I am using the IMDB database to find the actor/actress with the highest rating and was in the most movies in a given year. I am trying to join the actors dataset with their ratings. Then filter the year and sort the data based on highest rating and movie count.

joinedActorRating = JOIN ratings by movie, actors BY movie;
actorRating = FOREACH joinedActorRating GENERATE *;
actorsYear = FILTER actorRating BY(year MATCHES '2000');
groupedYear = GROUP actorsYear BY (year,rating,firstName,lastName);
aggregatedYear = FOREACH groupedYear GENERATE group, COUNT (actorsYear) AS movieCount;
unaggregatedYear = FOREACH aggregatedYear GENERATE FLATTEN(group) AS (year,rating,firstName,lastName);
sortRating = ORDER unaggregatedYear BY rating ASC, count ASC;
dump sortRating; 

The compiler says that the second line is an "Invalid field projection" but I am not sure how to access the year field after joining the two datasets. Does anyone know how to fix this?

ekad
  • 14,436
  • 26
  • 44
  • 46
K8E
  • 13
  • 1
  • 3

1 Answers1

0

After your join, you need to project the fields you want through to your current relation.

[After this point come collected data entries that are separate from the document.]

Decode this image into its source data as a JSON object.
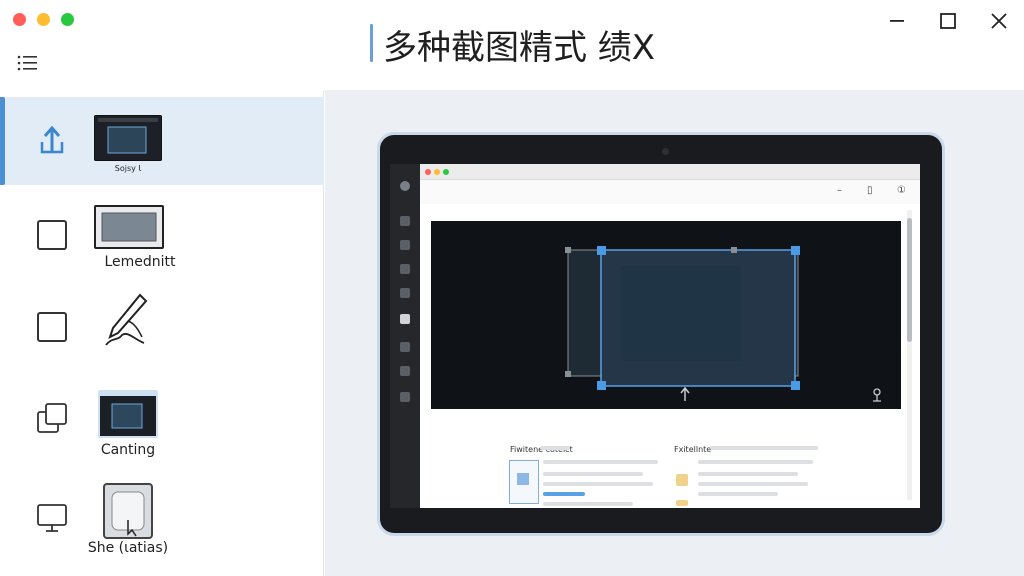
{
  "window": {
    "title": "多种截图精式 绩X",
    "controls": {
      "minimize_icon": "minimize-icon",
      "maximize_icon": "maximize-icon",
      "close_icon": "close-icon"
    }
  },
  "colors": {
    "accent": "#4a8ed4",
    "sidebar_active_bg": "#e2ecf7",
    "preview_bg": "#eceff3",
    "traffic_red": "#ff5f57",
    "traffic_yellow": "#febc2e",
    "traffic_green": "#28c840"
  },
  "sidebar": {
    "menu_icon": "list-icon",
    "items": [
      {
        "icon": "upload-icon",
        "label": "Sojsy Ɩ",
        "active": true
      },
      {
        "icon": "square-icon",
        "label": "Lemednitt",
        "active": false
      },
      {
        "icon": "square-icon",
        "label": "",
        "active": false
      },
      {
        "icon": "multi-window-icon",
        "label": "Canting",
        "active": false
      },
      {
        "icon": "monitor-icon",
        "label": "She (ɩatias)",
        "active": false
      }
    ]
  },
  "preview": {
    "toolbar_glyphs": [
      "–",
      "▯",
      "①"
    ],
    "doc_sections": [
      {
        "heading": "Fiwitene cotelct"
      },
      {
        "heading": "Fxitellnte"
      }
    ]
  }
}
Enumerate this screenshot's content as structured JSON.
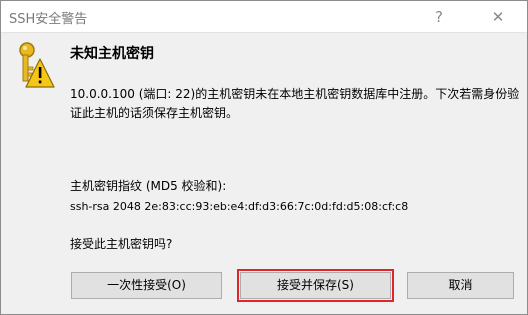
{
  "window": {
    "title": "SSH安全警告",
    "help_glyph": "?",
    "close_glyph": "✕"
  },
  "icon": "key-warning-icon",
  "dialog": {
    "heading": "未知主机密钥",
    "message": "10.0.0.100 (端口: 22)的主机密钥未在本地主机密钥数据库中注册。下次若需身份验证此主机的话须保存主机密钥。",
    "fingerprint_label": "主机密钥指纹 (MD5 校验和):",
    "fingerprint_value": "ssh-rsa 2048 2e:83:cc:93:eb:e4:df:d3:66:7c:0d:fd:d5:08:cf:c8",
    "question": "接受此主机密钥吗?"
  },
  "buttons": {
    "accept_once": "一次性接受(O)",
    "accept_save": "接受并保存(S)",
    "cancel": "取消"
  },
  "colors": {
    "highlight": "#e0262b",
    "button_bg": "#e1e1e1",
    "dialog_bg": "#f0f0f0"
  }
}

joinedActorRating = JOIN ratings by movie, actors BY movie;
actorRating = FOREACH joinedActorRating GENERATE ratings::movie as movie
    , ratings::rank as rank, ratings::year as year, actors::firstName as firstName
    , actors::lastName as lastName;

I'm not sure which columns are in which table (other than movie is in both) because you didn't include the two tables, so I just guessed. You can modify the projections as needed.

o-90
  • 17,045
  • 10
  • 39
  • 63